Back on the 8mm market, Marks made the similar themed MACABRE (1968) that reunites two of Pattern of Evil’s stars, Monique and Howard Nelson. In fact Macabre bears such a close resemblance to stills from Pattern of Evil that there has been some confusion over the years as to whether Macabre was merely a scene from the film released as a standalone short, or an entirely separate entity that Marks put together with leftover costumes, props and cast members from the feature film. Having now seen Macabre I feel inclined to go for the latter option. Stylistically it has the look of something shot for the 8mm market, a big giveaway being that the two performers avoid anything but the most rudimentary dialogue exchanges, which surely wouldn’t be the case if this were a stray clip from a narrative film.

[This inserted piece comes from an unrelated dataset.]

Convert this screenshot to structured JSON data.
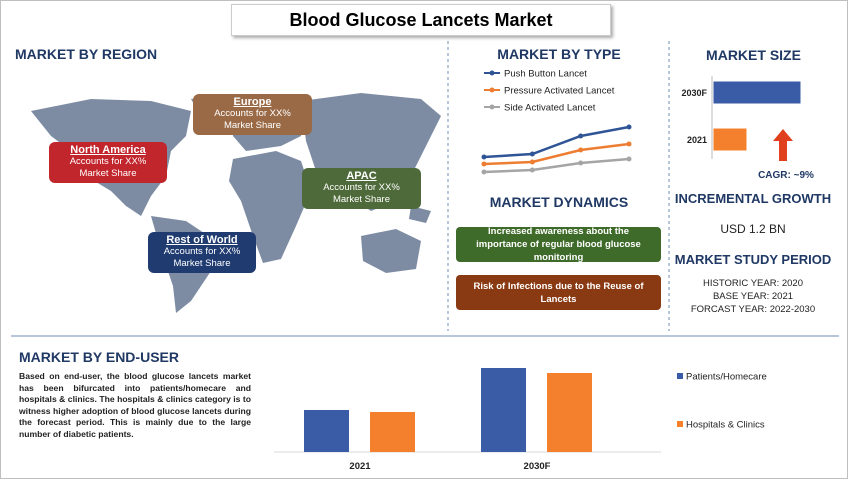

In Macabre, Howard Nelson plays a door to door salesman paying a house call on Monique. Howard is immediately distracted from his sales pitch by a copy of 1960s femdom magazine ‘Bizarre Life’ on her coffee table, followed by Monique flashing a tit in his direction , two sights which Howard reacts to with nervousness bordering on fear. The worse is yet to come as Monique spikes Howard’s drink, causing him to pass out. Cue a quick dissolve, followed by Howard waking up shirtless and tied to a rack in a torture dungeon. Monique has undergone a costume change herself, and re-emerges dressed in leather and wielding a whip, much to Howard’s horror. Macabre then turns severe, with Monique whipping the bejesus out of Howard, blood flying in his face and his torso and features quickly becoming a barely distinguishable blur of muscle and blood, all intercut with Monique cracking the whip with such vigour that Marks goes in for a close up of her chest just as it looks like her cleavage might pop out of that leather outfit. Evidentially Monique didn’t spend as much effort in tying Howard down as she does whipping him, as Howard manages to break free of the rack and pursues his leather clad tormentor around the dungeon. In spite of Howard’s bodybuilder frame, he and Monique seem like an equal match for each other as they wrestle about the floor of the dungeon. With Howard weakened from the whipping however it is Monique who eventually gains the upper hand, throwing an oversized skull at Howard which leaves him with a massive head wound and vomiting up a mouthful of blood.

The violence in Macabre is the real turn up for the books here- given that there is little else in Marks’ career to suggest he was a gorehound- yet Macabre positively revels in hurling stage blood over its lead actor. Curiously the nudity in the film is extremely light by Marks’ standards and plays second fiddle to the sadism, indicating the film was an attempt by Marks to diversify and court the leather, blood and whips crowd that Pattern of Evil was seemingly aimed at. Whilst the gore in Macabre is ultimately over the top and unrealistic in a H.G. Lewis fashion, it is a textbook example of how the unregulated 8mm film world could often be more daring than the censor controlled British feature films of the time were able to be. Compare and contrast Macabre with Tigon’s horror film Curse of the Crimson Altar- made the same year- whose dungeon scenes are somewhat Marks-ian in their utilization of out of work glamour models and musclemen, but whose attempts at sadism inevitably fell foul of the censors and look tame indeed compared to what Marks was getting away with here.



Macabre might be an atypical production for Marks- no men with fake comedy moustaches or Stuart Samuels looking shocked at the sight of naked birds are on display here- buts it is perfectly cast. Monique truly bares her claws, in a way that can be jarring especially if your mental image of her is informed by the cute, alluring creature you encounter in Sexy Strip and Volcano, still it is hard to deny that she is every bit as spectacular in her kinky boots and skin tight leather gear. Howard Nelson also seems to be in his element, looking every inch like the star of a 1960s Italian peplum and cast in a role that sees him play out the bodybuilder fantasy of being envisioned as the shirtless, muscular hero able to break free of his chains and take on his tormentor.

On the basis of Macabre, Pattern of Evil- which tantalisingly offers the prospect of a feature length version of this kinky diversion in Marks’ career- could well turn out to be a doozy should it one day escape from its current obscurity.